Conal-Tuohy / VMCP-upconversion

Ferdinand von Mueller's correspondence upconversion from MS Word to TEI XML
Apache License 2.0
3 stars 2 forks source link

Editions #23

Closed LucasHorseshoeBend closed 7 years ago

LucasHorseshoeBend commented 7 years ago

I suggest that we do not load another edition from the dropbox into the pipeline until the new year. We will have a number of isues clarified/corrected in the final set by then, and there will likely be a bit of a slow down if Rod takes time off in January. I probably won't let up as the weather is more conducive to desk work than even garden work!

If you are planning to have a break, the best time to reload would be when you get back to this project.

Conal-Tuohy commented 7 years ago

Hi Arthur!

Rather than follow a manual process, as I've done so far, to update XTF with a new edition of the source files, I had intended to connect up dropbox as the input to the automated pipeline (and in fact I'm already part way through setting this up). The idea being that the whole conversion and XTF reindexing can then be scheduled to run automatically, as often as we like (e.g. nightly), to keep XTF up to date, without any expenditure of effort each time. It's a bit of work to set up, but I estimate it will be less work than doing 2 further manual "editions", and it will give us instead a "continuous delivery".

LucasHorseshoeBend commented 7 years ago

If it is that easy, then do it as a continual flow. But what will happen when I am working on the files when you are sleeping?

Conal-Tuohy commented 7 years ago

I've noticed you're a night owl! ;-)

I'm not 100% sure about DropBox's synchronisation, but I expect that the state of each of the synchronised files should at least be consistent at all times (i.e. the pipeline won't be fed a "half-synchronised" file), if that's what you're worrying about. Worst case is that the file will disappear from XTF for a while and come back again later when synchronisation is finished.

LucasHorseshoeBend commented 7 years ago

Thats reassuring. I was more concerned about disrupting the transfer process. So go ahead. I am a bit of a night owl, plus of course the time difference between Brisbane and SW England.

LucasHorseshoeBend commented 7 years ago

It would be useful to update the edition, using the current dropbox letters folder fairly soon. We have cleaned many of the files identified by your exceptionally useful analytic displays, and I would like to be sure that we have been effective.

Conal-Tuohy commented 7 years ago

Taking a bit longer because I realised that I needed to reinstall everything on a new server :-(

I'd installed XTF on a server running Amazon Linux, but it turns out Amazon Linux isn't compatible with OpenOffice, which I need in order to automate the conversion of the Word documents into OpenDocument format; the first step in the conversion process to TEI. It turns out Amazon Linux is deliberately lacking in some of the subsystems which OpenOffice depends on, because Amazon Linux is an operating system optimized exclusively for internet servers, whereas OO is primarily a desktop application.
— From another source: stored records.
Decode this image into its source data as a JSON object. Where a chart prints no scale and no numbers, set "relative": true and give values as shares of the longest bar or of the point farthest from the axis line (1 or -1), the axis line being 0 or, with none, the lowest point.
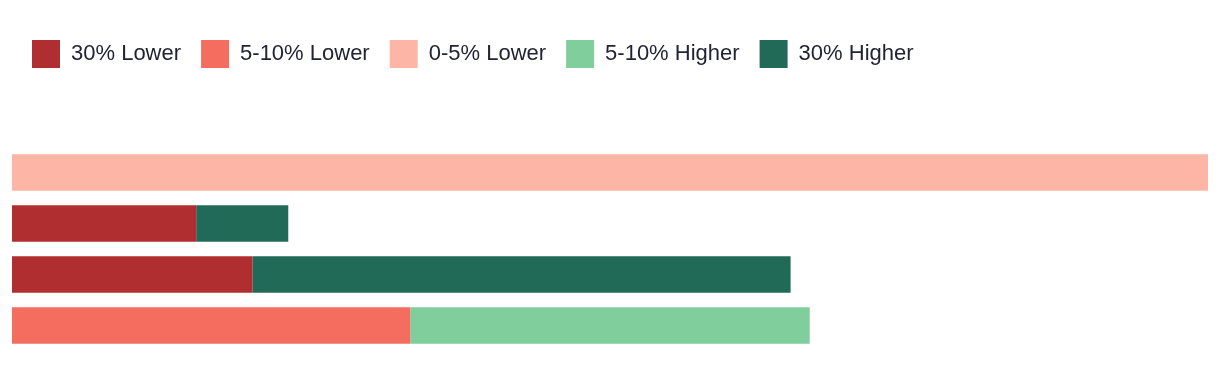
{
  "chart_data": {
    "type": "bar",
    "orientation": "horizontal",
    "stacked": true,
    "relative": true,
    "legend": "top left",
    "categories": [
      null,
      null,
      null,
      null
    ],
    "series": [
      {
        "name": "30% Lower",
        "color": "#b02e30",
        "values": [
          null,
          0.154,
          0.201,
          null
        ]
      },
      {
        "name": "5-10% Lower",
        "color": "#f46d5f",
        "values": [
          null,
          null,
          null,
          0.333
        ]
      },
      {
        "name": "0-5% Lower",
        "color": "#fdb5a6",
        "values": [
          1,
          null,
          null,
          null
        ]
      },
      {
        "name": "5-10% Higher",
        "color": "#80ce9c",
        "values": [
          null,
          null,
          null,
          0.334
        ]
      },
      {
        "name": "30% Higher",
        "color": "#216a58",
        "values": [
          null,
          0.077,
          0.45,
          null
        ]
      }
    ]
  }
}
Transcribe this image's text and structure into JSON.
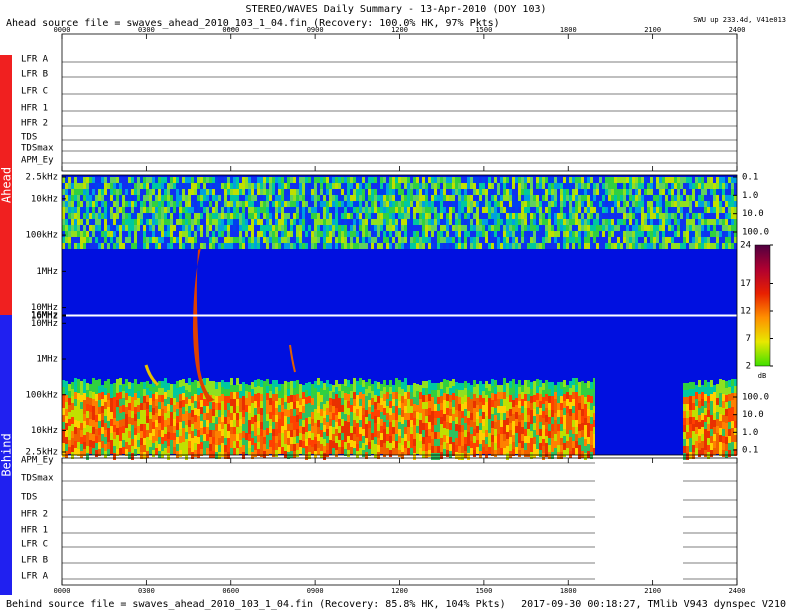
{
  "chart_data": {
    "type": "spectrogram",
    "title": "STEREO/WAVES Daily Summary - 13-Apr-2010 (DOY 103)",
    "subtitle": "Ahead source file = swaves_ahead_2010_103_1_04.fin (Recovery: 100.0% HK, 97% Pkts)",
    "status": "SWU up 233.4d, V41e013",
    "footer_left": "Behind source file = swaves_ahead_2010_103_1_04.fin (Recovery: 85.8% HK, 104% Pkts)",
    "footer_right": "2017-09-30 00:18:27, TMlib V943 dynspec V210",
    "side_labels": [
      "Ahead",
      "Behind"
    ],
    "xlim": [
      0,
      24
    ],
    "xticks": [
      {
        "value": 0,
        "label": "0000"
      },
      {
        "value": 3,
        "label": "0300"
      },
      {
        "value": 6,
        "label": "0600"
      },
      {
        "value": 9,
        "label": "0900"
      },
      {
        "value": 12,
        "label": "1200"
      },
      {
        "value": 15,
        "label": "1500"
      },
      {
        "value": 18,
        "label": "1800"
      },
      {
        "value": 21,
        "label": "2100"
      },
      {
        "value": 24,
        "label": "2400"
      }
    ],
    "ahead_rows": [
      "LFR A",
      "LFR B",
      "LFR C",
      "HFR 1",
      "HFR 2",
      "TDS",
      "TDSmax",
      "APM_Ey"
    ],
    "behind_rows": [
      "APM_Ey",
      "TDSmax",
      "TDS",
      "HFR 2",
      "HFR 1",
      "LFR C",
      "LFR B",
      "LFR A"
    ],
    "log": true,
    "ylim": [
      2500,
      16000000
    ],
    "yticks": [
      {
        "value": 2500,
        "label": "2.5kHz"
      },
      {
        "value": 10000,
        "label": "10kHz"
      },
      {
        "value": 100000,
        "label": "100kHz"
      },
      {
        "value": 1000000,
        "label": "1MHz"
      },
      {
        "value": 10000000,
        "label": "10MHz"
      },
      {
        "value": 16000000,
        "label": "16MHz"
      }
    ],
    "y2lim": [
      0.1,
      100
    ],
    "y2ticks": [
      0.1,
      {
        "value": 1,
        "label": "1.0"
      },
      {
        "value": 10,
        "label": "10.0"
      },
      {
        "value": 100,
        "label": "100.0"
      }
    ],
    "colorbar": {
      "label": "dB",
      "lim": [
        2,
        24
      ],
      "ticks": [
        2,
        7,
        12,
        17,
        24
      ]
    }
  }
}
So I've created a new VM, based on Ubuntu Linux, and installed the software there. I have set up Dropbox and got it to download the documents, and I've set up the conversion pipeline. I have to finish configuring XTF, and configure the web server, and we'll be back in business.
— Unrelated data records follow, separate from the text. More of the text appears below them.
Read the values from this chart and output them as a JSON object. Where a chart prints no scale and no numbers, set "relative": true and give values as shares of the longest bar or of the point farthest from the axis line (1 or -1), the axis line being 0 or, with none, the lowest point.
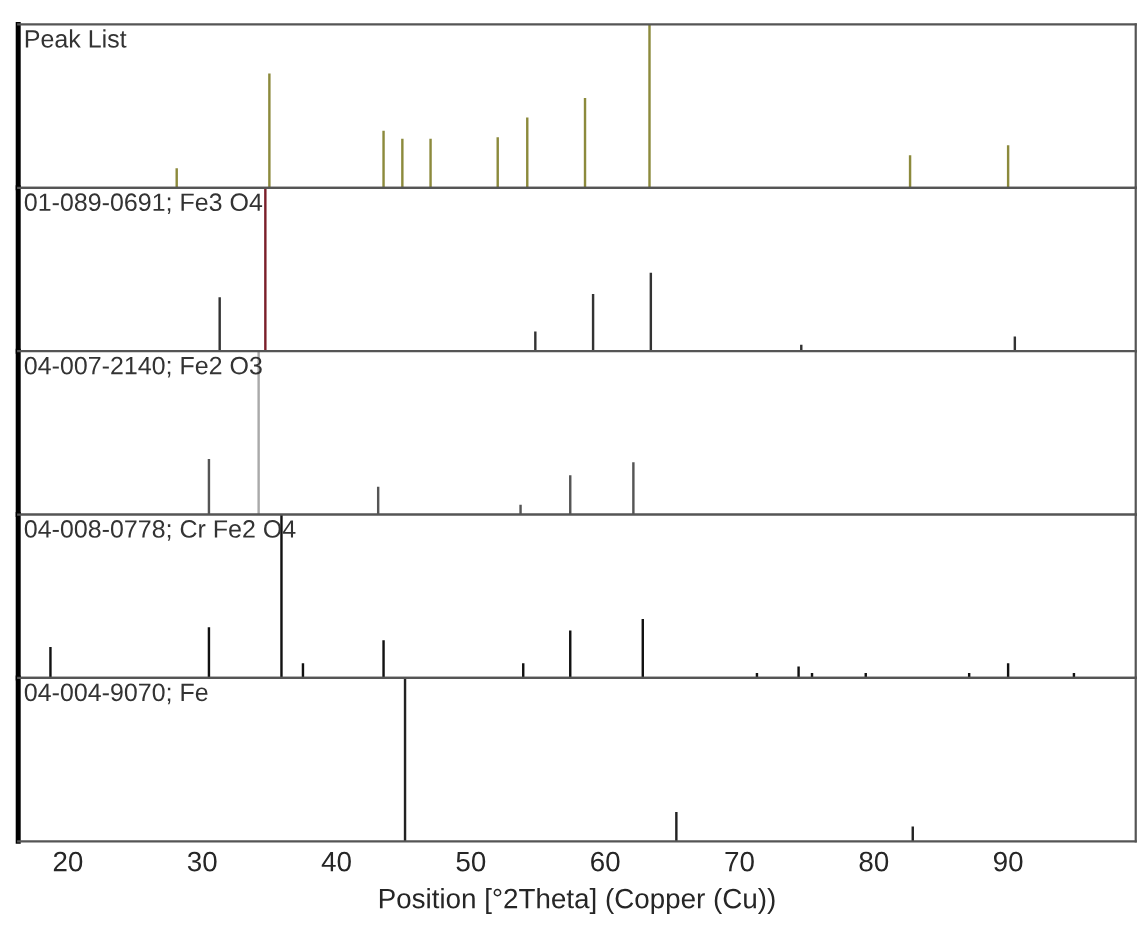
{
  "chart_data": [
    {
      "type": "bar",
      "title": "Peak List",
      "relative": true,
      "xlim": [
        16.3,
        99.5
      ],
      "tick_labels": false,
      "x": [
        28.1,
        35.0,
        43.5,
        44.9,
        47.0,
        52.0,
        54.2,
        58.5,
        63.3,
        82.7,
        90.0
      ],
      "values": [
        0.12,
        0.7,
        0.35,
        0.3,
        0.3,
        0.31,
        0.43,
        0.55,
        1,
        0.2,
        0.26
      ],
      "color": "#8c8a3c"
    },
    {
      "type": "bar",
      "title": "01-089-0691; Fe3 O4",
      "relative": true,
      "xlim": [
        16.3,
        99.5
      ],
      "tick_labels": false,
      "x": [
        31.3,
        34.7,
        54.8,
        59.1,
        63.4,
        74.6,
        90.5
      ],
      "values": [
        0.33,
        1,
        0.12,
        0.35,
        0.48,
        0.04,
        0.09
      ],
      "colors": [
        "#333333",
        "#7b1f2a",
        "#333333",
        "#333333",
        "#333333",
        "#333333",
        "#333333"
      ]
    },
    {
      "type": "bar",
      "title": "04-007-2140; Fe2 O3",
      "relative": true,
      "xlim": [
        16.3,
        99.5
      ],
      "tick_labels": false,
      "x": [
        30.5,
        34.2,
        43.1,
        53.7,
        57.4,
        62.1
      ],
      "values": [
        0.34,
        1,
        0.17,
        0.06,
        0.24,
        0.32
      ],
      "colors": [
        "#555555",
        "#aaaaaa",
        "#555555",
        "#555555",
        "#555555",
        "#555555"
      ]
    },
    {
      "type": "bar",
      "title": "04-008-0778; Cr Fe2 O4",
      "relative": true,
      "xlim": [
        16.3,
        99.5
      ],
      "tick_labels": false,
      "x": [
        18.7,
        30.5,
        35.9,
        37.5,
        43.5,
        53.9,
        57.4,
        62.8,
        71.3,
        74.4,
        75.4,
        79.4,
        87.1,
        90.0,
        94.9
      ],
      "values": [
        0.19,
        0.31,
        1,
        0.09,
        0.23,
        0.09,
        0.29,
        0.36,
        0.03,
        0.07,
        0.03,
        0.03,
        0.03,
        0.09,
        0.03
      ],
      "color": "#111111"
    },
    {
      "type": "bar",
      "title": "04-004-9070; Fe",
      "relative": true,
      "xlim": [
        16.3,
        99.5
      ],
      "xticks": [
        20,
        30,
        40,
        50,
        60,
        70,
        80,
        90
      ],
      "tick_labels": "x",
      "xlabel": "Position [°2Theta] (Copper (Cu))",
      "x": [
        45.1,
        65.3,
        82.9
      ],
      "values": [
        1,
        0.18,
        0.09
      ],
      "color": "#222222"
    }
  ]
}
Once the new server is running, I'll reassign the domain name vmcp.conaltuohy.com to the new server and shut the old one down.

Conal-Tuohy commented 7 years ago

The documents are converting now, while I go out to the movies!

LucasHorseshoeBend commented 7 years ago

Thanks. Hope the movie was up to expectations!

Conal-Tuohy commented 7 years ago

Movie was OK (Rogue One). Documents still converting! It's got up to 1887.

Conal-Tuohy commented 7 years ago

I have finished setting up the new server and switched the domain name vmcp.conaltuohy.com over to point to the new server. I've shut the old server down (though I haven't killed it off altogether yet). Let me know if anything seems to have gone bung, but all going well, we should see the site automatically update itself daily (and I can do it more frequently if that's a help). I'm closing this ticket now, but feel free to reopen it if the automation isn't working, or create a new ticket if some previously-existing feature has gone missing in the process of migrating to the new server.